Optional Enhancements
| Focus | Enhancement | Why | Implementation Hint |
|---|---|---|---|
| Comparative Metrics | Track token usage + first-token latency | Holistic perf view | Use enhanced benchmark script (Session 3) with BENCH_STREAM=1 |
| Hybrid Pipeline | SLM draft → LLM refine | Reduce latency & cost | Generate with phi-4-mini, refine summary w/ gpt-oss-20b |
| Streaming UI | Better UX in Chainlit | Incremental feedback | Use stream=True once local streaming is exposed; accumulate chunks |
| WebGPU Caching | Faster JS init | Reduce recompile overhead | Cache compiled shader artifacts (future runtime capability) |
| Deterministic QA Set | Fair model comparison | Remove variance | Fixed prompt list + temperature=0 for evaluation runs |
| Output Scoring | Structured quality lens | Move beyond anecdotes | Simple rubric: coherence / factuality / brevity (1–5) |
| Energy / Resource Notes | Classroom discussion | Show trade-offs | Use OS monitors (Task Manager, nvidia-smi) + benchmark script outputs |
| Cost Emulation | Pre-cloud justification | Plan scaling | Map tokens to hypothetical cloud pricing for TCO narrative |
| Latency Decomposition | Identify bottlenecks | Target optimizations | Measure prompt prep, request send, first token, full completion |
| RAG + LLM Fallback | Quality safety net | Improve difficult queries | If SLM answer length < threshold or low confidence → escalate |
Example Hybrid Draft/Refine Pattern
draft, _ = chat_once('phi-4-mini', messages=[{"role":"user","content":task}], max_tokens=300, temperature=0.4)

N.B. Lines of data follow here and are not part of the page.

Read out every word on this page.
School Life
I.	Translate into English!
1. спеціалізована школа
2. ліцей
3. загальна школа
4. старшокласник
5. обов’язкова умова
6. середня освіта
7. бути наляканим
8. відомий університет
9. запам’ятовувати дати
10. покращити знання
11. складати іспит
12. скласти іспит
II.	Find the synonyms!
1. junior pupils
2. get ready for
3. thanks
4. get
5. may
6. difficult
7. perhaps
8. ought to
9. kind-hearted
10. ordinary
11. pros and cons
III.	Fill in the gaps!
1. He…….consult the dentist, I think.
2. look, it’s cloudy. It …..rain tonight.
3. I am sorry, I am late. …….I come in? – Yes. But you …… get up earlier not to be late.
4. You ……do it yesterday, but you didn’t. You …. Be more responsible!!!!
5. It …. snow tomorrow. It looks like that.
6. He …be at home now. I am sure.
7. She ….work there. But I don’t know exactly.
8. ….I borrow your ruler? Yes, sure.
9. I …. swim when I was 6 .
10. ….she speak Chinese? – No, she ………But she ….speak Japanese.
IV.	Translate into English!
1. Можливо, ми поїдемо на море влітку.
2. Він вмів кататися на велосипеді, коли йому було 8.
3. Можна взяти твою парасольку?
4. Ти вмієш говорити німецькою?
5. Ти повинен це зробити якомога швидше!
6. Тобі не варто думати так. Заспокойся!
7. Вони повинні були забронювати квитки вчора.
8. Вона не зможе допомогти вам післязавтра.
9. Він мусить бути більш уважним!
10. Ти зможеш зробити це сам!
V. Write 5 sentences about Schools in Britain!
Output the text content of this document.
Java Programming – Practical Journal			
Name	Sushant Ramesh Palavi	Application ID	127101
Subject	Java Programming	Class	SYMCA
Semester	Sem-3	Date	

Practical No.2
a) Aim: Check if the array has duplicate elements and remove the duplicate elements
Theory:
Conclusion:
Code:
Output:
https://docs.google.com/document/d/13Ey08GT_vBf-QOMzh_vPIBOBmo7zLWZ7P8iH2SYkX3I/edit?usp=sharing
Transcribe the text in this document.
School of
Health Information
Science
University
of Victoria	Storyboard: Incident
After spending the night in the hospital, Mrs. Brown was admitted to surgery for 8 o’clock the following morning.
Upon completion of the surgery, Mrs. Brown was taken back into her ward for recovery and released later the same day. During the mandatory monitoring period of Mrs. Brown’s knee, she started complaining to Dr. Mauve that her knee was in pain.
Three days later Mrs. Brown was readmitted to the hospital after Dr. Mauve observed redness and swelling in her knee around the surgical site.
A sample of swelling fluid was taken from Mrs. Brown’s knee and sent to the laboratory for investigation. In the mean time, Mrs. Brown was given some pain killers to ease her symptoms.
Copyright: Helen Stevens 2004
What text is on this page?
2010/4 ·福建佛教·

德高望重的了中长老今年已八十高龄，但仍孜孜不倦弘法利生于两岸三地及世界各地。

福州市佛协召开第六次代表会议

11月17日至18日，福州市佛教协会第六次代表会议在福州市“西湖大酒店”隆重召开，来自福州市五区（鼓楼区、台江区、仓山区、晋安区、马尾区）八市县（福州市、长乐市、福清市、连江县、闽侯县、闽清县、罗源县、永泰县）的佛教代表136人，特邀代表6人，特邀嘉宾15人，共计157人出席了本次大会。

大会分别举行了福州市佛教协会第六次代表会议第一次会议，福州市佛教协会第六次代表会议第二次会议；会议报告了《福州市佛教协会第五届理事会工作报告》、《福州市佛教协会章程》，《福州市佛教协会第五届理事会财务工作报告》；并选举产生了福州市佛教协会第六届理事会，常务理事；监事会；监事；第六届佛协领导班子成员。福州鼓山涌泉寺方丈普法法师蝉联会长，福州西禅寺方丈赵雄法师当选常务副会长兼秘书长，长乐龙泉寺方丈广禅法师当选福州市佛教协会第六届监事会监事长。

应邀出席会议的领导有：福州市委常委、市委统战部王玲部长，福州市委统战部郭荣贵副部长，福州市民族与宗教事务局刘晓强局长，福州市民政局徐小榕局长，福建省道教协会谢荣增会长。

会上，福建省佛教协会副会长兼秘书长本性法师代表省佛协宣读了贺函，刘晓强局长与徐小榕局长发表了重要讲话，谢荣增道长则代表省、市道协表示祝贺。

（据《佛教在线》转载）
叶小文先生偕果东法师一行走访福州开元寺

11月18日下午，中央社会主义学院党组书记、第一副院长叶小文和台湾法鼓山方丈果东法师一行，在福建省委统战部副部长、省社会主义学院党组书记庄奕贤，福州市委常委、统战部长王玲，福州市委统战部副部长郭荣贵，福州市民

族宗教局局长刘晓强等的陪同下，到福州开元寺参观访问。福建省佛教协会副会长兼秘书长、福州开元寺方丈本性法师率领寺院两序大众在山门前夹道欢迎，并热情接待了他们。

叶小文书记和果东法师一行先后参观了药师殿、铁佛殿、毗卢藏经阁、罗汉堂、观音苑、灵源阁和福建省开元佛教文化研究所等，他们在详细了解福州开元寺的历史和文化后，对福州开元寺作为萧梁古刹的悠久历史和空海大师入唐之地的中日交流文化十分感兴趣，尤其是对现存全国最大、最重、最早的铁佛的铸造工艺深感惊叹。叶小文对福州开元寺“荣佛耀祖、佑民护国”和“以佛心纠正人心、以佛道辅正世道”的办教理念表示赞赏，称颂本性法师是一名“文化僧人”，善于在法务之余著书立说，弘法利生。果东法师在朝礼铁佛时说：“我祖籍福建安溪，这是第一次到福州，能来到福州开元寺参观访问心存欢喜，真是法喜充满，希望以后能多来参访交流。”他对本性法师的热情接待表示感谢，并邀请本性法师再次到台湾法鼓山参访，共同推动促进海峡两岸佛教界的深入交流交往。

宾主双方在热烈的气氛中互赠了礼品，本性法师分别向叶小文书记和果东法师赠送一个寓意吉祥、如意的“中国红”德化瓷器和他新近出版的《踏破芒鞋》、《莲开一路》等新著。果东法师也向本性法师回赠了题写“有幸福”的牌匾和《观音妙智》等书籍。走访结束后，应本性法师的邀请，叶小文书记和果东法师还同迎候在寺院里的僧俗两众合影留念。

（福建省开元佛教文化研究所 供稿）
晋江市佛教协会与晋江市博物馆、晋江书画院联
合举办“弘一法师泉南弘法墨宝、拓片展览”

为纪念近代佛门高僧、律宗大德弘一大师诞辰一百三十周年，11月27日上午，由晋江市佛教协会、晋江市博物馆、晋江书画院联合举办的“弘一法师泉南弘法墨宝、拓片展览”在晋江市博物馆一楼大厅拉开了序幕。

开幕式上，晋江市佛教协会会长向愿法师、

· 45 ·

refine, _ = chat_once('gpt-oss-20b', messages=[{"role":"user","content":f"Improve clarity but keep facts:\n{draft}"}], max_tokens=220, temperature=0.3)
Latency Breakdown Sketch
import time
t0 = time.time(); # build messages
prep_ms = (time.time()-t0)*1000
t1 = time.time(); text,_ = chat_once(alias, messages=msgs, max_tokens=180)
full_ms = (time.time()-t1)*1000
print({"prep_ms": prep_ms, "full_gen_ms": full_ms})
Use consistent measurement scaffolding across models for fair comparisons.